Shearman sighed and finally found some words. ‘Unless you’ve been in my position you couldn’t possibly understand the pressure I was under. I had a theatre full of people, a performance in progress. To interrupt it would have created mayhem.’

‘You haven’t answered my question. When did you find out? In the interval?’

‘Shortly before the second half started. I knew she’d prefer to remain hidden, so I took her a glass of champagne. I tapped on the door and looked inside and had the shock of my life.’

‘Think hard before you answer this. Are you certain she was dead?’

‘Definitely. I spoke her name several times, and felt for a pulse. Absolutely nothing. I was petrified. The four-minute bell had gone for the second half to begin again.’

‘So you let it run. The show must go on. That’s the mantra, isn’t it? You had a dead woman lying in the box -’

‘No one could see her. She’d fallen on the floor. It looked like an empty box to anyone who didn’t know.’

‘How long is the second half?’

‘About an hour and a quarter.’

Diamond was appalled. ‘You left her lying dead for all that time and did nothing?’

‘What could I do? Empty the theatre? I couldn’t get her out without disturbing the audience. I was in a terrible dilemma. I’m responsible for all those people. She wasn’t visible to anyone, as Titus told you.’

‘You could have got her down the back stairs.’

‘Not without being noticed. You heard what Titus said. He was watching the box and no doubt others would have seen us moving her.’

‘When this leaks out, as it’s bound to, the press are going to hang you out to dry.’

‘I had to reach a decision. It seemed the best thing to do. It was all down to me. Francis wasn’t about.’

‘He’d already left, had he?’

‘I’ve no idea, but he wasn’t taking much interest in Clarion at that stage.’

‘Did you tell anyone? Kate, the wardrobe mistress?’

‘I kept it to myself, I swear. And as soon as the show was over I dialled 999.’

‘If Clarion was murdered – and it’s quite possible she was – we’ll need to know where everyone was during the interval.’

‘I can tell you what I was doing for most of it. I was trying to speak sense into Schneider.’

‘Schneider?’

‘It’s the part she plays. Everyone calls her that. She was ranting on hysterically about the grey lady and not being able to continue. I told her flatly she was a professional actor with a duty to the rest of the cast. She’d obviously noticed Clarion in the box before the interval, but I couldn’t tell her who it was.’

‘Why not?’

‘She’s a blabbermouth. She wouldn’t keep it to herself. Clarion wanted privacy.’

‘Wasn’t she visible from the audience?’

‘She was sitting well back. Only someone on stage would catch a glimpse.’

‘Any one of the actors could have spotted her, then?’

‘They may have seen a figure there. Hard to recognise who it was.’

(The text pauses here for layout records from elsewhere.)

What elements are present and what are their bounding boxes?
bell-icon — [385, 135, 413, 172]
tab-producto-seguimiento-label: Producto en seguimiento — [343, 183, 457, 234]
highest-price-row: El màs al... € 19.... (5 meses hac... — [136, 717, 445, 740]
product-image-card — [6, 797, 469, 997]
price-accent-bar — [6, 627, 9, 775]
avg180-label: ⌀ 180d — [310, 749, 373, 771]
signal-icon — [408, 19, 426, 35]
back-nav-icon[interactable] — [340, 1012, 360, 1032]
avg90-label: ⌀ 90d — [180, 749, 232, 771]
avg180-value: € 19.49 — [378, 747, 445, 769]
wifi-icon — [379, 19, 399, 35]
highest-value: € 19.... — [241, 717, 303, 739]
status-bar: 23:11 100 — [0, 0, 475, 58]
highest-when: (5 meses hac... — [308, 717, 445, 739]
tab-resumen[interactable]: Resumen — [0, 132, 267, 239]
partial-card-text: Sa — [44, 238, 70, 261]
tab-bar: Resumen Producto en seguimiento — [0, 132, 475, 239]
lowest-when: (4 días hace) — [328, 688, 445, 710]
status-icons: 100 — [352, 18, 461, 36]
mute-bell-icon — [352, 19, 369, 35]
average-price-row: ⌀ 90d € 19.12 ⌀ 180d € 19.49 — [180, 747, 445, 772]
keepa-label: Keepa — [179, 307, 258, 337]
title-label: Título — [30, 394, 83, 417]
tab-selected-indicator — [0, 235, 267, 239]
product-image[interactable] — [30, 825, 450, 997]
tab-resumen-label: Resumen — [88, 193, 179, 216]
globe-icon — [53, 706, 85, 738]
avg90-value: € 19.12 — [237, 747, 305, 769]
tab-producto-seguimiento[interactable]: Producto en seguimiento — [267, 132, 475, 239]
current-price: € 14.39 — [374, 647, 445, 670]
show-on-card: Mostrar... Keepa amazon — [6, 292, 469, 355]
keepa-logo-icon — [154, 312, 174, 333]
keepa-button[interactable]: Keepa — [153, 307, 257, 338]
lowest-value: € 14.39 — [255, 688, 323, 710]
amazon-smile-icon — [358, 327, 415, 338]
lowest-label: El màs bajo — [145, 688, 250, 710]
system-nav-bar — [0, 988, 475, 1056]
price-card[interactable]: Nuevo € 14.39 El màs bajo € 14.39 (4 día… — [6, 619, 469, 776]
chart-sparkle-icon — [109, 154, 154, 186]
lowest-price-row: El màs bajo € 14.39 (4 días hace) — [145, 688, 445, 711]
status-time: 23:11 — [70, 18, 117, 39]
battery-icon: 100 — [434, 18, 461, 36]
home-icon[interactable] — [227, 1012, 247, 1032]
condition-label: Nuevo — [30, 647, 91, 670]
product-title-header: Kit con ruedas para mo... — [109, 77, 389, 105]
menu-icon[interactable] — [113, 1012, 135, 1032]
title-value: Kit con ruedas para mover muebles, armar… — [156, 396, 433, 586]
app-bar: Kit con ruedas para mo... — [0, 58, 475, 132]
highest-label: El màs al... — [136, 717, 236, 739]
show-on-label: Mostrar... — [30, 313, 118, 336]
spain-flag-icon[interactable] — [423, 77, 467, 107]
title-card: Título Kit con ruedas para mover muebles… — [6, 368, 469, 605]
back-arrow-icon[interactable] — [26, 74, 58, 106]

It was clear to Diamond that anyone in the cast or crew might have learned that Clarion had been in the theatre. Melmot and Shearman knew for certain, and so did the security man, Binns. For a would-be murderer, the opportunity had been there: Clarion alone in the box during the twenty-minute interval.

He’d heard as much as he wanted from Shearman. Binns was next up, all silver buttons and defiant, staring eyes, expecting an attack on his professional competence.

‘How did you learn about Clarion’s secret visit?’ Diamond asked.

‘Mr Melmot.’

‘How exactly – a note, a phone call?’ ‘Personally. He came to the stage door and told me himself.’ ‘This was hot news.’ Binns shrugged in contempt at the obvious. ‘Tell anyone else, did you?’ He didn’t like that. ‘What do you take me for? It’s more than my job is worth to go blurting it out.’ ‘So what happened?’ ‘I carried out his instructions to the letter. Waited out front for her to come in her black limo. Escorted her round to the side door and up the back stairs to the top box. Mr Melmot was already up there and greeted her and my job was done.’